Die Ideen gingen ihm nie aus. Sein größter Coup jedoch war die Umgestaltung der eigenen Person zu einer Art Gesamtkunstwerk. Mit Sonnenbrille, weißgepudertem Zopf, dunkler Krawatte und dem typischen hohen «Vatermörderkragen» erkannte ihn gleichsam jedes Kind. Diese Montur bot zugleich eine undurchdringliche Fassade, hinter der er sich verstecken konnte. Er selbst spottete gerne über die eigene Erscheinung. Überhaupt liebte Lagerfeld Ironie.
«Ich kenne Strass, aber keinen Stress.» Viele Bonmots und Spitzen beweisen Lagerfelds Schlagfertigkeit. Über Freizeitkleidung: «Wer eine Jogginghose trägt, hat die Kontrolle über sein Leben verloren.» Über Günter Grass (1927-2015): «Er sollte sich mal Schlips und Kragen zulegen.» Über Heidi Klum: «Die war nie in Paris, die kennen wir nicht.»
Großen Wirbel löste 2017 Lagerfelds Kritik an Angela Merkel aus. Die deutsche Kanzlerin habe eine Million zusätzliche Flüchtlinge aufgenommen, «um sich ein charmantes Image zu geben». Merkel habe mit der Flüchtlingspolitik einen großen Fehler gemacht. «Man kann nicht, selbst wenn Jahrzehnte dazwischen liegen, Millionen Juden töten, um danach Millionen ihrer schlimmsten Feinde kommen zu lassen.»
Auch wenn Lagerfeld immer wieder öffentlich im Mittelpunkt stand und sich als «egoistisch» bezeichnete - egozentrisch wirkte er trotz des extravaganten Auftretens nie. Wer ihm persönlich begegnete, erlebte einen aufgeschlossenen Menschen, der Tageszeitungen konsumierte wie andere Zigaretten und stets ausgezeichnet über das aktuelle Geschehen unterrichtet war.
Zudem besaß er etwa 300 000 Bücher und konnte trotz der Menge aus dem Kopf sagen, ob er einen bestimmten Titel schon besaß oder nicht. «Stets dem Leben zugewandt» schien seine Devise zu sein.
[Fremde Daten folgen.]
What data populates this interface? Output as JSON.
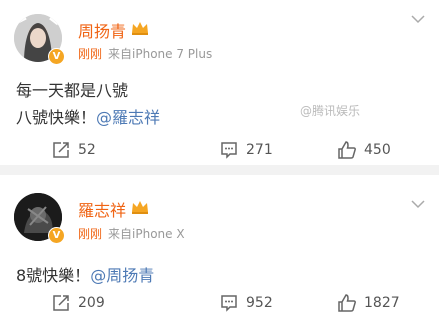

Seine Abneigung, nostalgisch nach hinten zu schauen, verrieten auch im Alter den gebürtigen Hanseaten, der zupackt und jede Art von Jammern verabscheut. Eine gute Umgebung von Leuten, die nicht über Krankheit und über das Altern sprechen, sei wichtig, wie er in einem Interview mit dem «Zeit Magazin» sagte. Er kenne niemanden aus seiner Generation und finde diese Leute entsetzlich.
Der Wahlpariser stammte aus Hamburg. Sein Vater Otto Lagerfeld war ein wohlhabender Dosenmilchfabrikant, seine Mutter Elisabeth eine Landratstochter aus dem Münsterland. Zeitweise lebte die Familie in Bad Bramstedt, wo der Vater in den 1930er Jahren das Gut Bissenmoor erworben hatte. Lagerfelds künstlerische Begabung wurde von seiner Mutter gefördert, die ihm auch riet, als junger Mann nach Paris zu gehen.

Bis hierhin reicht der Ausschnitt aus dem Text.